Case ID: ga_56/html/0045-01.html
Source: Caselaw Access Project
Author: {"author": "Warner, Chief Justice.", "license": "Public Domain", "url": "https://static.case.law/"}
Date Created: 2024-08-24T03:29:51.129683

Peter C. Wilkin, plaintiff in error, vs. Gilford Boykin, defendant in error.
    Although an action be brought in the statutory form for personalty which is alleged to be in possession of the defendant, yet, if the proof show a conversion by such defendant prior to the commencement of suit, a non-suit should not be ordered.
    Trover. Pleadings. Before Judge Kiddoo. Miller Superior Court. October Term, 1875.
    Reported in the decision.
    I. A. Bush, by Jackson & Lumpkin, for plaintiff in error.
    A. Hood; Hoyle & Simmons, for defendant.
   Warner, Chief Justice.

This was an action brought by the plaintiff against the defendant in the statutory form, to recover the possession of a bale of cotton of the alleged value of $60 00. The defendant filed a plea of the general issue of not guilty, and that the defendant was not in possession of said bale of cotton at the time of the commencement of the plaintiff’s action. It appears from the evidence in the record that, in the fall of 1871 the defendant sued out a possessory warrant against the plaintiff for the bale of cotton in dispute, and on the trial thereof before the justice, the possession of the cotton was awarded to the defendant in this suit, on his giving bond and security for its forthcoming, as provided by the statute in such cases.

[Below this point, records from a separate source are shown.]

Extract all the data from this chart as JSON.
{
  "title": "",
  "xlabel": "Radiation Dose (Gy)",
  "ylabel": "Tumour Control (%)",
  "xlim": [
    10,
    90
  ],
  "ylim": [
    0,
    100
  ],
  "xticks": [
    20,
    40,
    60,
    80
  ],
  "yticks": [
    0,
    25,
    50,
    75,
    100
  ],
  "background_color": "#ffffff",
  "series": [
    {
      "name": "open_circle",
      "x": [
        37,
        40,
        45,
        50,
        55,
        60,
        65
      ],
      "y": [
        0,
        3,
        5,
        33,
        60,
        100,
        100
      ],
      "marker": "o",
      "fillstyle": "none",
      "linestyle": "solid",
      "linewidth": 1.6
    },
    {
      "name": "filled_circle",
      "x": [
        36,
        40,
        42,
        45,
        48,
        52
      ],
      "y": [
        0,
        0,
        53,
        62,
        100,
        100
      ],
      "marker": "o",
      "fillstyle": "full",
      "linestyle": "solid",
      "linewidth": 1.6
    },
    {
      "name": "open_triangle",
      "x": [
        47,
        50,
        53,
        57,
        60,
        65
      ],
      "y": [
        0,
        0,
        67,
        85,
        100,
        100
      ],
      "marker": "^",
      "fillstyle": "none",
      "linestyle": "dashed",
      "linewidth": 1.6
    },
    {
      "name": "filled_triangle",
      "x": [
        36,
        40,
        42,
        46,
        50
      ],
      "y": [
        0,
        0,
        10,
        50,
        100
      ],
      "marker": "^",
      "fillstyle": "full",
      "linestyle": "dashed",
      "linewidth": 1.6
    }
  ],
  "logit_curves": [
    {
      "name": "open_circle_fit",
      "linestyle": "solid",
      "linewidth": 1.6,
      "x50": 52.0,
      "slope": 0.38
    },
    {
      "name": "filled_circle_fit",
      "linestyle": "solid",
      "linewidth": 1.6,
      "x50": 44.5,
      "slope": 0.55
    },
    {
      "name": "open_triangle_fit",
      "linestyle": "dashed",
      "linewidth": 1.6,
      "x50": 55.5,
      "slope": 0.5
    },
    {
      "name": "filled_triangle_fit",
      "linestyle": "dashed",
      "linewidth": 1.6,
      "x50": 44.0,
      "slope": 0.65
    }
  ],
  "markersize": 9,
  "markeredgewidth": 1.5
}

The plaintiff proved at "the trial that he bought the bale of cotton from Holt in the fall of 1874, and paid therefor $41 75, and that it was worth that amount; that he bought it in his usual trade as a cotton buyer. Holt testified that he sold the bale of cotton to the plaintiff, and that it was the joint property of himself and defendant; that it was sold by him, by the direction of defendant, who said that there were so many fi, fas. against him that he was afraid to sell it, as it might be levied on. It was also proven that after the defendant got possession of the bale of cotton under the possessory warrant, that he said he was going to let Cothran have it, and rolled it over to Cothran’s store, and it after wards disappeared. The plaintiff here closed his evidence, and the defendant made a motion for a non-suit on the ground that the plaintiff had not shown that the defendant was in possession of the bale of cotlon sued for at the time of the commencement of the plaintiff’s action, which motion the court sustained and non-suited the plaintiff’s case, whereupon the plaintiff excepted.

This form of action, as prescribed by the 3390th section of the Code, for the recovery of personal property, was intended to simplify the pleadings in that class of cases, and to allow such evidence to be introduced under it as would have entitled the plaintiff to recover in an action of trover, inasmuch as the verdicts and judgments in the suits brought under that form may be the same as in actions of trover. It would have been competent, therefore, for the plaintiff to prove that the defendant had possession of the cotton before the commencement of the action and had converted the same to his own use. the. more especially as in this case the cotton was turned over to the possession of the defendant under the possessory warrant, to abide the result of such suit as the plaintiff might institute therefor. The evidence shows that the defendant had possession of the cotton, and had converted it before the commencement of the action, and the plaintiff was entitled to recover the proven value thereof, although the defendant may not have had the actual possession of it at the time of the commencement of the action. In our judgment, the court erred in non-suiting the plaintiff’s case on the statement of facts disclosed in the record.

Let the judgment of the court below be reversed.